Altro che scomparso: il maschilismo è vivo e vegeto e, purtroppo, alberga ancora tra di noi. Potente e scarsamente disturbato: è la tesi dell’ultimo libro di Chiara Volpato, “Psicosociologia del maschilismo“ (edizioni Laterza). Dalle immagini dei cardinali riuniti in conclave e del vertice della Banca centrale europea a quelle dei consigli di amministrazione e delle gerarchie militari: basta alzare lo sguardo per accorgersi della perdurante supremazia maschile. “Un’indiscutibile asimmetria di potere, status e risorse” che per lo più, nel discorso pubblico, si presenta come scontata, neutra. Ma che fa sì, sostiene la professoressa di psicologia sociale all’Università Milano Bicocca, che una bambina che nasce in Italia non abbia le stesse “probabilità di esprimere le potenzialità di pensiero e azione”. Mentre tutti i maschi, anche quelli che non si riconoscono nel modello dell’egemonia maschile, “riscuotono la loro parte del dividendo patriarcale”, traggono cioè vantaggio da questa posizione di supremazia.
Mettendo radicalmente in discussione la tesi secondo cui le differenze biologiche si traducano “automaticamente in profonde e persistenti differenze psicologiche e sociali” (cioè l’idea che uomini e donne ragionino e sentano in maniera diversa, prima che le costruzioni culturali e sociali intervengano a modificare ragioni e sentimenti), l’autrice sostiene che quasi tutti i comportamenti maschili e femminili – dal tipo di studi intrapresi alle scelte su lavoro o carriera – siano di fatto governati/generati dagli stereotipi.
Ma la tesi del libro è ancora più forte: esiste un “sessismo benevolo” ancora più pericoloso del maschilismo tradizionale e manifesto. È un’ideologia opaca e ambivalente che, mentre da un lato si esprime nella credenza che l’eguaglianza di genere sia stata raggiunta, dall’altra continua a operare discriminazioni meno riconoscibili, sia dagli uomini che dalle donne stesse. Ad esempio quando un esaminatore crede di giudicare imparzialmente uomini e donne e invece adotti criteri diversi senza saperlo. O quando si tende ad attribuire un fallimento femminile a un’assenza di meriti e quello maschile a una causalità diversa.
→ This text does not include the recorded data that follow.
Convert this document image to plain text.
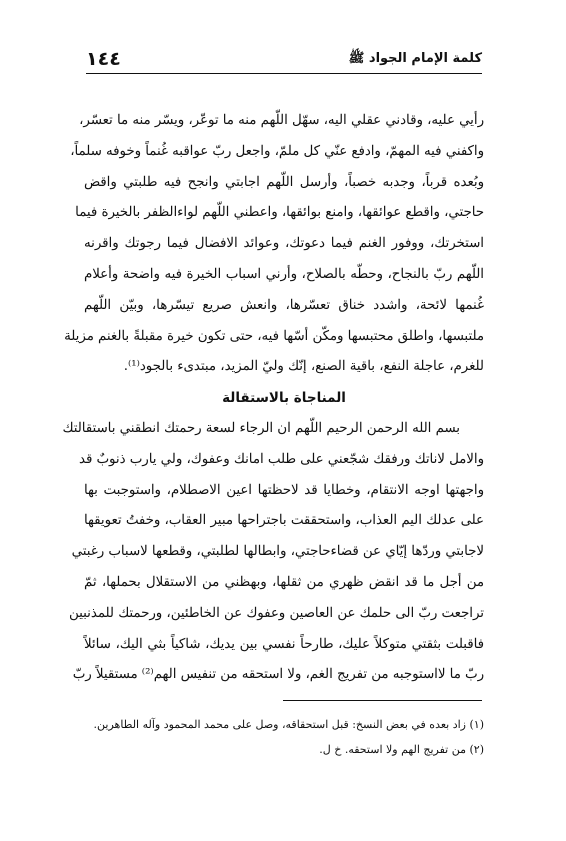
١٤٤	كلمة الإمام الجواد ﷺ
رأيي عليه، وقادني عقلي اليه، سهّل اللّهم منه ما توعّر، ويسّر منه ما تعسّر،
واكفني فيه المهمّ، وادفع عنّي كل ملمّ، واجعل ربّ عواقبه غُنماً وخوفه سلماً،
وبُعده قرباً، وجدبه خصباً، وأرسل اللّهم اجابتي وانجح فيه طلبتي واقض
حاجتي، واقطع عوائقها، وامنع بوائقها، واعطني اللّهم لواءالظفر بالخيرة فيما
استخرتك، ووفور الغنم فيما دعوتك، وعوائد الافضال فيما رجوتك واقرنه
اللّهم ربّ بالنجاح، وحطّه بالصلاح، وأرني اسباب الخيرة فيه واضحة وأعلام
غُنمها لائحة، واشدد خناق تعسّرها، وانعش صريع تيسّرها، وبيّن اللّهم
ملتبسها، واطلق محتبسها ومكّن أسّها فيه، حتى تكون خيرة مقبلةً بالغنم مزيلة
للغرم، عاجلة النفع، باقية الصنع، إنّك وليّ المزيد، مبتدىء بالجود⁽¹⁾.
المناجاة بالاستقالة
بسم الله الرحمن الرحيم اللّهم ان الرجاء لسعة رحمتك انطقني باستقالتك
والامل لاناتك ورفقك شجّعني على طلب امانك وعفوك، ولي يارب ذنوبٌ قد
واجهتها اوجه الانتقام، وخطايا قد لاحظتها اعين الاصطلام، واستوجبت بها
على عدلك اليم العذاب، واستحققت باجتراحها مبير العقاب، وخفتُ تعويقها
لاجابتي وردّها إيّاي عن قضاءحاجتي، وابطالها لطلبتي، وقطعها لاسباب رغبتي
من أجل ما قد انقض ظهري من ثقلها، وبهظني من الاستقلال بحملها، ثمّ
تراجعت ربّ الى حلمك عن العاصين وعفوك عن الخاطئين، ورحمتك للمذنبين
فاقبلت بثقتي متوكلاً عليك، طارحاً نفسي بين يديك، شاكياً بثي اليك، سائلاً
ربّ ما لااستوجبه من تفريج الغم، ولا استحقه من تنفيس الهم⁽²⁾ مستقيلاً ربّ
(١) زاد بعده في بعض النسخ: قبل استحقاقه، وصل على محمد المحمود وآله الطاهرين.
(٢) من تفريج الهم ولا استحقه. خ ل.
Il sessismo benevolo è, anche, quella visione deformata che fa l’uomo sia “indipendente, energico, forte, aggressivo, attivo, dominante, audace”, mentre la donna è definita piuttosto “affettuosa, sognatrice, attraente, dipendente, emotiva, tenera, gentile, dolce, affascinante”. È una sorta di paternalismo che definisce le donne “creature preziose, da proteggere”, e promette loro vantaggi, a patto che “accettino il controllo sociale maschile” e accettino ruoli tutto sommato convenzionali. Positive, ma subalterne: una visione che spesso le donne finiscono per assimilare, anche per avere benefici secondari, ma che finisce per renderle più deboli e insicure.
Il libro parla, molto, anche del maschilismo in politica. Criticando con forza il comportamento di Silvio Berlusconi, un esempio perfetto di mix tra sessismo tradizionale esplicito e sessismo benigno, Chiara Volpato sostiene però, con molte ragioni, che il maschilismo “benigno” è trasversale a destra e sinistra. Un ultimo j’accuse deciso è poi rivolto ai mass media: che non solo non parlano a sufficienza della mai raggiunta parità di genere e utilizzano l’aggettivo “femminista” con accezione negativa. Ma soprattutto continuano a oggettivare la donna, sia attraverso le pubblicità, sia attraverso l’assegnazione di ruoli secondari in trasmissioni o talk show. Una forma di de-umanizzazione, secondo l’autrice, che favorisce forme di violenza, direttamente legate – come dimostrato da numerosi studi – alla riduzione della donna ad accessorio oppure oggetto di consumo.